- The paper introduces an implicit chain-of-thought method that eliminates explicit intermediate steps using teacher hidden states.
- The technique employs a three-stage process—mind-reading, thought emulation, and joint optimization—to enhance LLM reasoning.
- Experiments on multi-digit multiplication and grade school math show improved inference efficiency and problem accuracy compared to traditional CoT methods.
Implicit Chain of Thought Reasoning via Knowledge Distillation
Introduction
The study explores an innovative approach to improve reasoning capabilities in LLMs by employing implicit reasoning without generating explicit intermediate steps. Traditionally, chain-of-thought (CoT) methods prompt models to articulate reasoning steps leading to a final answer. This resembles human cognitive processes but may not utilize the full computational potential of LLMs. The authors propose using internal hidden states for reasoning, distilling this from a teacher model trained on explicit CoT reasoning, allowing for vertical reasoning within the model's layers.
Methodology
Implicit Chain-of-Thought Framework
The framework comprises three main steps:
- Mind-Reading the Teacher: A student model is trained to leverage the continuous hidden states generated by a teacher model during intermediate reasoning steps.
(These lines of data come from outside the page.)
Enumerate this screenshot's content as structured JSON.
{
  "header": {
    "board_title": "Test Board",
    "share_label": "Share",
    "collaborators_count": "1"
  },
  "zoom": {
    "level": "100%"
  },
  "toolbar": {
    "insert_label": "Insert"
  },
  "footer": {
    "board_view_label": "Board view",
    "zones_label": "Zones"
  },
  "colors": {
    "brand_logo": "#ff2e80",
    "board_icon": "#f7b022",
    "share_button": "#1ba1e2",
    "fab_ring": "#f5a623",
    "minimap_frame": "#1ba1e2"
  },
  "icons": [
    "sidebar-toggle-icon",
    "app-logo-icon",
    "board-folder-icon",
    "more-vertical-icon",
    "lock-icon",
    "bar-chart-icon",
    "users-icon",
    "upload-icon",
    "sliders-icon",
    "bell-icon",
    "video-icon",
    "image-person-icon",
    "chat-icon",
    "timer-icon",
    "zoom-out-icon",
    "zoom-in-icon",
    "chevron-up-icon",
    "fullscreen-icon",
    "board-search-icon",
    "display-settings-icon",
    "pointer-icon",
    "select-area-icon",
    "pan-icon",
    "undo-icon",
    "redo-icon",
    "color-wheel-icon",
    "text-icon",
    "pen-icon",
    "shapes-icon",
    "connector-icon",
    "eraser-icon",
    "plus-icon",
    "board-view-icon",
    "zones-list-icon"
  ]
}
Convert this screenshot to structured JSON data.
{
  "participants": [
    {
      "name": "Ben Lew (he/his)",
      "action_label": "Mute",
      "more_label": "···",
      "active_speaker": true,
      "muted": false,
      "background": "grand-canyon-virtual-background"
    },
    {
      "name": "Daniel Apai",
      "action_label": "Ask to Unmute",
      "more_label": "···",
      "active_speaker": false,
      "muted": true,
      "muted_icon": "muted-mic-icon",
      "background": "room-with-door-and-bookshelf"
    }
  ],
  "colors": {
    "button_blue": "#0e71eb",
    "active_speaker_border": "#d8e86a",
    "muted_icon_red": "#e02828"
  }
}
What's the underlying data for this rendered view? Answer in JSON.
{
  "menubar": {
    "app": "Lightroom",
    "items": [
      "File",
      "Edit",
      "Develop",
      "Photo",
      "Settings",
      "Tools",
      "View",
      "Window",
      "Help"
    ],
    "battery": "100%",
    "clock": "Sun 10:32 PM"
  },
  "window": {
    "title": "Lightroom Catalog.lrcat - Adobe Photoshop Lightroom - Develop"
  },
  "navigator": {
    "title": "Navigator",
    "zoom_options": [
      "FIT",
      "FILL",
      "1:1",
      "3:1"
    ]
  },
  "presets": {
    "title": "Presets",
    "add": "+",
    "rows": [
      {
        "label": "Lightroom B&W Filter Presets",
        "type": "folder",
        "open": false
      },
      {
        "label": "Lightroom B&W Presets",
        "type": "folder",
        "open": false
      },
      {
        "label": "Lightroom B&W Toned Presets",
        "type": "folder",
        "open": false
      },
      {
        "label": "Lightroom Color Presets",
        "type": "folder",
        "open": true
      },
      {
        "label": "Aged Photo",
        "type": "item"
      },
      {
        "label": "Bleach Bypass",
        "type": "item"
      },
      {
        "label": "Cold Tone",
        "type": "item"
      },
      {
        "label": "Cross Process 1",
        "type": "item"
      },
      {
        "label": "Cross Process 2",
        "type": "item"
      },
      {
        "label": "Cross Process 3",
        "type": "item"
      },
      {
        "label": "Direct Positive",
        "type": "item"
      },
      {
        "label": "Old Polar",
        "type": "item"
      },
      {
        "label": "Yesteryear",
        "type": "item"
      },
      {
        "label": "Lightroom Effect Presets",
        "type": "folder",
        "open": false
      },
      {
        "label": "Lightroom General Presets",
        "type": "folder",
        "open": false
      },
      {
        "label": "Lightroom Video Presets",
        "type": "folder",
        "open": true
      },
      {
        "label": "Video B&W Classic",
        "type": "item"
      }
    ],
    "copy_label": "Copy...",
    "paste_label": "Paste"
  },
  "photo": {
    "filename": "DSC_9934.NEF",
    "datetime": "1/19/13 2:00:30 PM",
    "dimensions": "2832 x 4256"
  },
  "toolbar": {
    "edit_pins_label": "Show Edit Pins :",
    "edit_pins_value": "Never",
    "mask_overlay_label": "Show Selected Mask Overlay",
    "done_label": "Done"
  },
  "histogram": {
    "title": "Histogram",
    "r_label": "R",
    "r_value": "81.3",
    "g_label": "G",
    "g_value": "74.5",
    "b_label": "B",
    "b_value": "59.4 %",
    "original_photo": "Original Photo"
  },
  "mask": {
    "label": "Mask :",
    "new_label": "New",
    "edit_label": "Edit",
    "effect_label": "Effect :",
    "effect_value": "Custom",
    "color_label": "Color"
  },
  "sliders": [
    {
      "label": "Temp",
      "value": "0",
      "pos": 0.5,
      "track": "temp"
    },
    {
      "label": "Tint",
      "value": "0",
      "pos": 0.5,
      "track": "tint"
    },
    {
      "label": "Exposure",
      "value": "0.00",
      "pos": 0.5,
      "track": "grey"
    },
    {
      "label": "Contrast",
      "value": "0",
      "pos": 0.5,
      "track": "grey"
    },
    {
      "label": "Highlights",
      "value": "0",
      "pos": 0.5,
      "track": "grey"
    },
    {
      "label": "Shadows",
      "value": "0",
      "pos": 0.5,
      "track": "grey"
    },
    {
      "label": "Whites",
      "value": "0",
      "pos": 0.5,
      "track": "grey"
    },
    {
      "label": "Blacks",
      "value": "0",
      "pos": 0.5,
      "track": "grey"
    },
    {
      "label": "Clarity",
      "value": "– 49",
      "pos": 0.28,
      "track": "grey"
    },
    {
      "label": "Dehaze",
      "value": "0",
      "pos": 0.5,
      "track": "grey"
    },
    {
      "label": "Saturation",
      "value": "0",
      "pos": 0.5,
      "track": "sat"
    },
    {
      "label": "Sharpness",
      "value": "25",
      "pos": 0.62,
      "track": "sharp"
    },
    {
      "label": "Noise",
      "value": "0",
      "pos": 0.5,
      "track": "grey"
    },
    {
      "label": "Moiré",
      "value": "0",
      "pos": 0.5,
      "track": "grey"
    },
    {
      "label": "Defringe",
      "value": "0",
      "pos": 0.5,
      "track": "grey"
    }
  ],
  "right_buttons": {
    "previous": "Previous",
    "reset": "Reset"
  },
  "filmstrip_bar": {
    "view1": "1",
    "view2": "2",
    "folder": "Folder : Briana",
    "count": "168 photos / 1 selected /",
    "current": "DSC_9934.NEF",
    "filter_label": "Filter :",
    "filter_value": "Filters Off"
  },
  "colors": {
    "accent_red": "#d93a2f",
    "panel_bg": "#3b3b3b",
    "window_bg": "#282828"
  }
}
This student model directly utilizes selected hidden states from the teacher, bypassing the explicit reasoning steps to produce the final answer.
- Thought Emulation: Knowledge distillation is applied to train an emulator, which predicts teacher hidden states vertically across layers, eliminating the need for horizontally explicit reasoning steps. The emulator captures and compresses the teacher's reasoning into a sequence of compact internal states used by the student model at inference.
- Couple and Optimize: The emulator and student model are combined and optimized end-to-end. This holistic system empowers the student model to refine its reasoning strategies potentially diverging from the teacher's approach, enabling efficient and direct answer generation.
Experimental Setup
Experiments were conducted on two tasks: multi-digit multiplication and grade school math problems, utilizing datasets from BIG-bench and GSM8K. The implicit CoT approach was compared against baselines using no CoT and explicit CoT reasoning modes, with models such as GPT-2 Small, Medium, and Large.
Results
The results demonstrated the implicit CoT method's efficacy, showcasing improvements in tasks requiring complex reasoning steps. For instance, the approach achieved high accuracy in five-digit multiplication using GPT-2 Medium, which was previously unsolvable using traditional methods without explicit reasoning. In handling grade school math problems, it significantly improved answer accuracy compared to no CoT methods.
Implicit CoT also demonstrated notable efficiency in inference time compared to explicit CoT methods, as it streamlined reasoning processes without generating verbose intermediate steps. However, accuracy compared to explicit methods showed room for improvement, hinting at potential shortfalls in adapting vertical reasoning effectively over larger-scale reasoning tasks.
Analysis and Discussion
The paper highlights several critical insights:
- The efficacy of diagonal hidden state selection from teacher models proved effective, highlighting the importance of strategic information extraction from model layers.
- Introducing a mixture model accounted for multiple reasoning pathways, essential for tasks like GSM8K with non-unique intermediary tokens.
- The "Optimize" stage enabled the student model to articulate unique reasoning pathways, enhancing prediction accuracy and performance albeit at the cost of interpretability.
Conclusion
The research introduces a compelling paradigm shift towards implicit reasoning in LLMs. By leveraging internal hidden states vertically, models can circumvent traditional human-like reasoning steps, achieving faster and potentially more autonomous decision-making processes. While the approach offers substantial promise, further research could refine implicit reasoning, exploring fully end-to-end training strategies and integrating such methods into pre-training processes. The study lays foundational work to inspire future exploration into the autonomous reasoning capacities of large-scale LLMs.